USA - Messin' with the Big Boys
NEW YORK (The Tuesday College Diaries) - Hurrah for the little guy. Duke may have emerged as the 2010 national champion, but this year's title game will be remembered for just how close Butler came to pulling off a huge upset. Gordon Heyward, the best player on the floor, launched a halfcourt shot at the buzzer, then watched it hit the iron and bounce ...
NEW YORK (The Tuesday College Diaries) - Hurrah for the little guy.
Duke may have emerged as the 2010 national champion, but this year's title game will be remembered for just how close Butler came to pulling off a huge upset.

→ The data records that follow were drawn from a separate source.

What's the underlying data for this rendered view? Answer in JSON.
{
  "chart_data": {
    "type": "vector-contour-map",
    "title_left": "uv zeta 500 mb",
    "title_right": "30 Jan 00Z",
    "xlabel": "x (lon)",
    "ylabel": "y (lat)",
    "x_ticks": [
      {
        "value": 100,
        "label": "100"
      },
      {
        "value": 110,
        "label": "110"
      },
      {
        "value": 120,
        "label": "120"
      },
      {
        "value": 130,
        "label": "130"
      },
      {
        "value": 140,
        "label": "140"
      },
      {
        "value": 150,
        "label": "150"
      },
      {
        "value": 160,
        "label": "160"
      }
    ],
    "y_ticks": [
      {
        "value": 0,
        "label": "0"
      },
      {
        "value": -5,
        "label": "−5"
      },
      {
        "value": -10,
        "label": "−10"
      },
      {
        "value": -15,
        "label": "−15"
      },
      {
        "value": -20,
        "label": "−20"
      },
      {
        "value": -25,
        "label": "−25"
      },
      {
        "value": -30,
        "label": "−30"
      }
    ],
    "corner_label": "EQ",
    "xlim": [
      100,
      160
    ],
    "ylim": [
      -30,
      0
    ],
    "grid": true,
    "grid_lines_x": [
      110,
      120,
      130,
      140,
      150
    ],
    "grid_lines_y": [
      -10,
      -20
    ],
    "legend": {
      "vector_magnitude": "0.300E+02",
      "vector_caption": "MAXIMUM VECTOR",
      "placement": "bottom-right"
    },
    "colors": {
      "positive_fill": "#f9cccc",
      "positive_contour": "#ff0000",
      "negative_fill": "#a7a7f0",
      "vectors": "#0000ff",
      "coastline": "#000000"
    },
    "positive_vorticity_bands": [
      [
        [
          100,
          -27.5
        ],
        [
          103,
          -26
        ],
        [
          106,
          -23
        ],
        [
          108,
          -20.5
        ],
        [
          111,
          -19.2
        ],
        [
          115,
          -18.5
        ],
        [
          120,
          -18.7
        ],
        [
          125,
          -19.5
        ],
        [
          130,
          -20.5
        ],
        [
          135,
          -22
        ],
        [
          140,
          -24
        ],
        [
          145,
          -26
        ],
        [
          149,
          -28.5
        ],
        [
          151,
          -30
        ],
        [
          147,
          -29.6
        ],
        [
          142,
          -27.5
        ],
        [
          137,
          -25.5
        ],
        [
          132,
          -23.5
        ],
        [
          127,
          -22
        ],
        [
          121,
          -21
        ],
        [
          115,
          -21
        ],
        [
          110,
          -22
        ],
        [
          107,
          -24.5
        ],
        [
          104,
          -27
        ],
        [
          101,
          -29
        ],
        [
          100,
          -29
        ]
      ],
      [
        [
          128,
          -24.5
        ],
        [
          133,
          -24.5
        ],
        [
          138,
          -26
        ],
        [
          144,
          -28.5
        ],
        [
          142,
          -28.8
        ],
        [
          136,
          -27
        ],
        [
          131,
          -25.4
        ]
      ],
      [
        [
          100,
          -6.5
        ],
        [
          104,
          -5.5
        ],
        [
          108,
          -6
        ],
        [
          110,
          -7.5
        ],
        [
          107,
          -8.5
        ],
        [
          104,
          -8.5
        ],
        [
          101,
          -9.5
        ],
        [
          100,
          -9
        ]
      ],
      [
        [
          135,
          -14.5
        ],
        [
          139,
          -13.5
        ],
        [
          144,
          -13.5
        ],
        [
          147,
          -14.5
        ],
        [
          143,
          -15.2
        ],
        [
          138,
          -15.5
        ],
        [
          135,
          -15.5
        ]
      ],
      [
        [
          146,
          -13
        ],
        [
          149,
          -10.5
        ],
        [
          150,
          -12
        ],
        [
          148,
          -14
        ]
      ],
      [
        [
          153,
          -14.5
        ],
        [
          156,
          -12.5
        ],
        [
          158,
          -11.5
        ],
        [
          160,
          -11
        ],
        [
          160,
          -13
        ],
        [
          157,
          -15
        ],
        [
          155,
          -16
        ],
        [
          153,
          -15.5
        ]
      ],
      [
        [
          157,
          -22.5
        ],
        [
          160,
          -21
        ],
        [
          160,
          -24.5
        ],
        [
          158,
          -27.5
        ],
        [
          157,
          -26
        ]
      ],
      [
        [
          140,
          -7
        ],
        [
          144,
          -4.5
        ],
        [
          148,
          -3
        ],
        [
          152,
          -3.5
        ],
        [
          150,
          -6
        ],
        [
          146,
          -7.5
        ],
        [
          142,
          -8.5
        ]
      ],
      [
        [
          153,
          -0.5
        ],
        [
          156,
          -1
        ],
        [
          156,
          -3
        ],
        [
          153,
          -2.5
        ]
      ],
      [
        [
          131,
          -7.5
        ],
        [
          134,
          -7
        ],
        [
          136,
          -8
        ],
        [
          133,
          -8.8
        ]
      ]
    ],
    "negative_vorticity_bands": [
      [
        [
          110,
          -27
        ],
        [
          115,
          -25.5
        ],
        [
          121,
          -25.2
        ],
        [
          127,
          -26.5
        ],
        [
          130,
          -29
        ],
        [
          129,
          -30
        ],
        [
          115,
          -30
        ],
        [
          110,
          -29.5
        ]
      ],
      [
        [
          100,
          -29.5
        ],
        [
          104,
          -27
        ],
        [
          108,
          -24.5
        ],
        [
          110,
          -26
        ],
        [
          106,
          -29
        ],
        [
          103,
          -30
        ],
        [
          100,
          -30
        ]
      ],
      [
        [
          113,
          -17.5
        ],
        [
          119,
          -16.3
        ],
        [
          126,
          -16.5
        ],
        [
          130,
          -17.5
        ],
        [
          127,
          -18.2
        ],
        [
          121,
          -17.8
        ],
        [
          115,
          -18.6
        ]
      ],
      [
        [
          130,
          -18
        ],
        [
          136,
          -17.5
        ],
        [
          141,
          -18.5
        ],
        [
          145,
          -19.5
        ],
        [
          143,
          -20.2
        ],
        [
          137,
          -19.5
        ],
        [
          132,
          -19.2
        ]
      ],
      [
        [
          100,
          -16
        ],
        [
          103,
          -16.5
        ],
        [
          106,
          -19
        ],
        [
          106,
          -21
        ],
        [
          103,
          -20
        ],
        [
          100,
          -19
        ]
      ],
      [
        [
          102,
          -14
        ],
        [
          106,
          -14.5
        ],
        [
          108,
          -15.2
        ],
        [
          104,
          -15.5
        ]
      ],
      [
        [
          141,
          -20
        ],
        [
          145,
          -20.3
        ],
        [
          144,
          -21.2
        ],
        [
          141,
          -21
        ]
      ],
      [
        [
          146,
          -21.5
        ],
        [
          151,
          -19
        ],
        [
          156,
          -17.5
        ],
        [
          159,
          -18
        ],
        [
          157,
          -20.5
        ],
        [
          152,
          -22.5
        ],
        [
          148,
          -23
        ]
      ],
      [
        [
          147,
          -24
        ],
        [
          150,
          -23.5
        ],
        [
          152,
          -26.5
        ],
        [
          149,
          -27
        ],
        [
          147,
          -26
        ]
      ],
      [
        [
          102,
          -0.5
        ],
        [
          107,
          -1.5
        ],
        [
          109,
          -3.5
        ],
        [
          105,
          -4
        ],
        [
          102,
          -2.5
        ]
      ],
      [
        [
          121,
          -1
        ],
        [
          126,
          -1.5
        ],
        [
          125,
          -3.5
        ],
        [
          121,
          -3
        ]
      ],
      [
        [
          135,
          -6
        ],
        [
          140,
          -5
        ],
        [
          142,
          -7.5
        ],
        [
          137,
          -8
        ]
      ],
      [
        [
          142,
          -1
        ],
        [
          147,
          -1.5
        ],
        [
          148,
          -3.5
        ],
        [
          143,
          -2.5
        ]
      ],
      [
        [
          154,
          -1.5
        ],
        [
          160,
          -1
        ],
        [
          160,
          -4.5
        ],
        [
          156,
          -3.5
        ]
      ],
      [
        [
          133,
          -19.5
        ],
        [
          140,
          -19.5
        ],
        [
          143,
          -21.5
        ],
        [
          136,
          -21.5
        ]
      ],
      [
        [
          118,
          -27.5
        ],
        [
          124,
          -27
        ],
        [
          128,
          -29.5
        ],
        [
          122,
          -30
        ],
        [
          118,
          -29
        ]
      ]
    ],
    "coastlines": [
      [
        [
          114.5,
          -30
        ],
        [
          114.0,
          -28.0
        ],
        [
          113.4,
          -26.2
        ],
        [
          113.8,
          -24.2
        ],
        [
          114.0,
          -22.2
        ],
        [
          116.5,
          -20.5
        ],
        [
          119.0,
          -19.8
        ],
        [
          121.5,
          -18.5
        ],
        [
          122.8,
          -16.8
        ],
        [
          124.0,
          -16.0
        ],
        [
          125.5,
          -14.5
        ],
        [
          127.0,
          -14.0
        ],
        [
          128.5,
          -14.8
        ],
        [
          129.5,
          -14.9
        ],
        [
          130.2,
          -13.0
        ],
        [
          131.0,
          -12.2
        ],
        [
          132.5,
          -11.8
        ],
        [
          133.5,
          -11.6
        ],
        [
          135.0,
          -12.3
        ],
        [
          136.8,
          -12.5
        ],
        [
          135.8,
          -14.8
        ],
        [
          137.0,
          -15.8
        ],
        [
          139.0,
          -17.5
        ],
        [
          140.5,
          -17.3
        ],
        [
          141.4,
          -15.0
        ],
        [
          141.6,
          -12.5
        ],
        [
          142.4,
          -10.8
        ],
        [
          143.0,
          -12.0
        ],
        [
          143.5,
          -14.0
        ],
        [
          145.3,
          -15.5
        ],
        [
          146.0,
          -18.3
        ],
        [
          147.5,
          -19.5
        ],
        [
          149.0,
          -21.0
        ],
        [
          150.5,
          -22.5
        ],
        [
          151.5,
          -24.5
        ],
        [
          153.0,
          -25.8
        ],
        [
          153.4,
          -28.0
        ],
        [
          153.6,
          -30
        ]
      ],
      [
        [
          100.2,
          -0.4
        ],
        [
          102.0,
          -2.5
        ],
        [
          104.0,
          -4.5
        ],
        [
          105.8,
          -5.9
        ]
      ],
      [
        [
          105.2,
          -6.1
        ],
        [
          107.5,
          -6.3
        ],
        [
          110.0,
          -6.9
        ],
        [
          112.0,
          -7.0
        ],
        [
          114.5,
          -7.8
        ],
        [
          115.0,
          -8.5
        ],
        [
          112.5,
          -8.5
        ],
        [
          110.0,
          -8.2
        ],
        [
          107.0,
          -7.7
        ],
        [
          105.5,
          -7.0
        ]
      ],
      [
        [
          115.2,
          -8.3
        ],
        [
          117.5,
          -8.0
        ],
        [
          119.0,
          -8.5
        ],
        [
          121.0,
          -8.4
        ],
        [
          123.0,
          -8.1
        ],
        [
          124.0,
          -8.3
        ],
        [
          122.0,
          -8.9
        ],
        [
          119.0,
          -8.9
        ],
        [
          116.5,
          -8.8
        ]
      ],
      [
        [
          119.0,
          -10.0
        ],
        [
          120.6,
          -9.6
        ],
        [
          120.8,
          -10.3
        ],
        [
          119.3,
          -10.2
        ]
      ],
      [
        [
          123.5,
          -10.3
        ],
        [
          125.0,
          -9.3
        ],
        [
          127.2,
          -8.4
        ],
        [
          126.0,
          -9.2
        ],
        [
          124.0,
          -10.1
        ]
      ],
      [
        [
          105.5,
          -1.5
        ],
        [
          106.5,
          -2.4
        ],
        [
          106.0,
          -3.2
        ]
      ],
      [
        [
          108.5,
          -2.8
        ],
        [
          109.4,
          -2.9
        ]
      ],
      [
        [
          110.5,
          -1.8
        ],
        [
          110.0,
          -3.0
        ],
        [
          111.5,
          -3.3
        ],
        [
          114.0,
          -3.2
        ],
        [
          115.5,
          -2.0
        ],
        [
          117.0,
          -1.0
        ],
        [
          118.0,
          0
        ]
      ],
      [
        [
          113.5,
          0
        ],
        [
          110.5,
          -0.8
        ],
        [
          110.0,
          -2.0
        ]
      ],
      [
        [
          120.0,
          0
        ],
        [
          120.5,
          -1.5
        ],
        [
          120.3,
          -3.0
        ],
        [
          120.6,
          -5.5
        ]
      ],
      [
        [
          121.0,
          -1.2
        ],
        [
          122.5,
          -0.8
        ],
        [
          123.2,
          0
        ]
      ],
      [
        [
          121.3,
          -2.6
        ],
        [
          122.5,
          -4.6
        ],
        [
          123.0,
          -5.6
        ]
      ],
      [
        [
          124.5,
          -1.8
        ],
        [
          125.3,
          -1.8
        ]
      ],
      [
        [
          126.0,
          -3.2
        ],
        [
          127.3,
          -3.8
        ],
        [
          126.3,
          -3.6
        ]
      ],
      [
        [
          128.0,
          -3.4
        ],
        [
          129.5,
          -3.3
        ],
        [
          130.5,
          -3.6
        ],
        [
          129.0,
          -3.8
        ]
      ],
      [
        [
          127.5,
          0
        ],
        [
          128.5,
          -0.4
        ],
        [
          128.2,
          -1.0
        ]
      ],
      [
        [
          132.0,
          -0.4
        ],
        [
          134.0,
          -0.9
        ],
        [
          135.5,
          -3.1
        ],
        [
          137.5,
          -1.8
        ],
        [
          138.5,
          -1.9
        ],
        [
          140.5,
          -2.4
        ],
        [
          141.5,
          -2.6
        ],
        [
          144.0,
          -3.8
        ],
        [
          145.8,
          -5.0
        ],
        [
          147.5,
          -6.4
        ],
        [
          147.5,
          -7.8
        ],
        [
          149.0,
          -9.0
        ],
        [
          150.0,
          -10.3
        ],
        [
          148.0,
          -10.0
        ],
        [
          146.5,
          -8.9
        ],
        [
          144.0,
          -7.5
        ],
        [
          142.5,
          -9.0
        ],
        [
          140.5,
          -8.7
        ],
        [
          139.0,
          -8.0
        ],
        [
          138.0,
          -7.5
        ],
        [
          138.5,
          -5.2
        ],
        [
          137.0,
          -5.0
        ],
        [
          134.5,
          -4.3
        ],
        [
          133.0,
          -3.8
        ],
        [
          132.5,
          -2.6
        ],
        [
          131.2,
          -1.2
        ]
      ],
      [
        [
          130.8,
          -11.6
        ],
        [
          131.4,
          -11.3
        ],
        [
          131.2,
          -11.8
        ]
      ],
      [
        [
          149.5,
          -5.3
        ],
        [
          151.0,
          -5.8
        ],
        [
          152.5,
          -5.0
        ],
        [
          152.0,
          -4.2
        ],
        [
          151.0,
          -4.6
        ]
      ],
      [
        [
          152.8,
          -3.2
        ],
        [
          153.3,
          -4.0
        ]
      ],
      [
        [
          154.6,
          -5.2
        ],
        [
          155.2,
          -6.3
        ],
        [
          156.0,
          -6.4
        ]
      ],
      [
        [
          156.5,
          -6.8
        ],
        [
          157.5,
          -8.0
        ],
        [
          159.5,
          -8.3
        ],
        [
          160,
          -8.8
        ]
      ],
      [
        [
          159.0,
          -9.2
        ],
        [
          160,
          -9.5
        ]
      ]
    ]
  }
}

Gordon Heyward, the best player on the floor, launched a halfcourt shot at the buzzer, then watched it hit the iron and bounce clear.
Duke wins 61-59.
Across America, everyone rooting for the underdog - which was just about everyone - slumped back in their chairs.
But what a game it was.
And that was down to Butler.
At a time when the NCAA is threatening to mess with the Tournament, to make it harder for true Cinderella stories to emerge by expanding the field to an unwieldy 96 teams, Butler came along to remind us all of the magic March can bring.
Okay, as a number five seed, Butler wasn't the most unlikely title pretender in the field, but the Bulldogs were pretty unlikely when the Tournament began.
But throughout they played with heart, with intensity, and with a team ethic that upset several teams along the way.
They refused to be intimidated by Duke's talent, Duke's credentials as a No. 1 seed, or Duke's experience at this level.
They fought throughout, and in the end had two chances to win it - the halfcourt heave came after Heyward had earlier missed with 3.6 seconds left.
"We just came up a bounce short," lamented Butler coach Brad Stevens, who just earned himself a national reputation either way.
Butler came on an incredible run, winning 25 straight games prior to taking on Duke.
They just couldn't get it done one more time on a night when Kyle Singler had 19 points for Duke, supported by Jon Scheyer's 15 and Nolan Smith's 13.
"First of all, it was a great basketball game. I want to congratulate an amazing Butler team and their fans," Duke (and Team USA) coach Mike Krzyzewski said. "Fabulous year. We played a great game, they played a great game. It's hard for me to say it, to imagine that we're the national champions."
Duke deserve all the credit due any national champion - they just won't be what this game is remembered for.
The nation had taken Butler to their hearts.
The little school, based only 5.6 miles from where the title game was played in Indianapolis, stayed in the fight all the way and never let Duke get away as the Blue Devils, so reliant on the three-ball, struggled early from long-range against Butler's intense defensive effort.
"Both teams and all the kids on both teams played their hearts out," Krzyzewski said. "There was never more than a couple, a few points separating, so a lot of kids made big plays for both teams."
Many expected a blowout - for Butler to finally get taught what it was like to play at this level.
But those people weren't taking the Bulldogs seriously. And this was a serious team.
The lead for either team never exceeded six in one of the best title games for years.
But Butler struggled to shoot it too, making only 20 of 58 (34.5%), and that wasn't enough.
They don't get a ring, but the Bulldogs can still me enormously happy with everything they've achieved.
"I said yesterday that when you coach these guys, you can be at peace with whatever result you achieve from a won-loss standpoint because of what they gave -- they gave everything we had," Stevens said.
"There's certainly nothing to hang your head about. I told them in there, what they've done, what they did together, will last longer than one night, regardless of the outcome."